As for the finding that both treatment groups showed significant symptom reduction, one influential factor may have been the structure and attention the participants received in this 12-week trial. Other studies involving people with borderline personality disorder have also reported significant decreases in functional scores for both the medication and placebo groups,33 and in a small, placebo-controlled, pilot study, Schulz et al (details available from the author) reported that both risperidone- and placebo-treated participants had significant reductions in symptom scores. Nevertheless, equivalent symptom reductions in groups are not always seen in medication studies when increased attention is given to people with borderline personality disorder during a trial. For instance, Soler et al have shown an advantage for olanzapine compared with placebo in a trial in which all individuals also received dialectical behaviour therapy.10
In the present study, the overall safety findings with respect to treatment-emergent adverse events, weight gain, laboratory values and metabolic parameters were consistent with those of previous studies of olanzapine in adult populations.34,35 The most notable findings were the higher incidence of clinically significant weight gain and treatment-emergent elevated prolactin in the olanzapine group relative to the placebo group. Also noteworthy was the absence of significant treatment-emergent EPS. Suicidal ideation, which is commonly observed in those with borderline personality disorder,4 was reported in both olanzapine and placebo groups; however, no deaths occurred during the study.

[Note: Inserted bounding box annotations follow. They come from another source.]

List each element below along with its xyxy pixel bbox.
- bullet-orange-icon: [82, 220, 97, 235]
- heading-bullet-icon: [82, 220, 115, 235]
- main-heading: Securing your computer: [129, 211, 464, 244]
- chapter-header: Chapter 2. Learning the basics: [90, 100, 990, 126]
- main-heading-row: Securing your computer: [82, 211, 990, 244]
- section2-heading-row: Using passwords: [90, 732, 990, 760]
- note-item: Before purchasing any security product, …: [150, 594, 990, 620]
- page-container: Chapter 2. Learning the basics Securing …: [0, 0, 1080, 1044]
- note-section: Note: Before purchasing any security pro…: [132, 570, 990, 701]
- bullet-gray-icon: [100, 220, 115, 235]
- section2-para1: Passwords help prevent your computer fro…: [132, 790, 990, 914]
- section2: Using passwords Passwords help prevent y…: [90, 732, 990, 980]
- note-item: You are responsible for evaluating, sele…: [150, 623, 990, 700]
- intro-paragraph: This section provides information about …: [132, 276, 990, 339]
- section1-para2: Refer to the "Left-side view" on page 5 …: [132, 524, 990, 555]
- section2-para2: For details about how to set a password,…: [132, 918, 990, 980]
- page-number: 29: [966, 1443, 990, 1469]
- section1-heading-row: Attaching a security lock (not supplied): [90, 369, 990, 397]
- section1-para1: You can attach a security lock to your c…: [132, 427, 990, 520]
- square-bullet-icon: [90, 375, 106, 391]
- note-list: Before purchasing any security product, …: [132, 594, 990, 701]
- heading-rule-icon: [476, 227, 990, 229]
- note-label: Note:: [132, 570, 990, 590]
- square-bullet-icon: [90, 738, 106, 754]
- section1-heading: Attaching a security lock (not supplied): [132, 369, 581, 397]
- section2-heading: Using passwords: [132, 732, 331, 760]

In addition to the studies of atypical antipsychotics mentioned previously, numerous medications representing different classes of compounds have been evaluated for efficacy in the treatment of people with borderline personality disorder. Some studies33,36 but not others,37 have shown an advantage of traditional antipsychotic medications over placebo. Selective serotonin reuptake inhibitor antidepressant drugs have also shown effectiveness in case series38,39 and double-blind trials.40,41 Similarly, a serotonin-norepinephrine reuptake inhibitor, venlafaxine, has been reported to be superior to placebo in this population.42 Mood-stabilising anticonvulsants have also been shown to be useful14,43 in controlled trials. Interestingly, not all classes of compounds have demonstrated benefit, as tricyclic antidepressants appear to increase agitation in borderline personality disorder36 and alprazolam, a benzodiazepine, can be followed by disinhibition.37
In conclusion, our paper describes one of two concurrently conducted trials of olanzapine v. placebo conducted at multiple, international sites. In this study, which tested a variable dosing strategy, olanzapine was not statistically different from placebo on the primary efficacy measure; however, participants who received olanzapine achieved clinical response more quickly than did those on placebo. Although the results of the study were not positive on the primary measure, the study demonstrates the feasibility of large, multicentre investigations in this largely ignored population. Furthermore, this rich data-set may provide additional information regarding disease characteristics and treatment outcomes.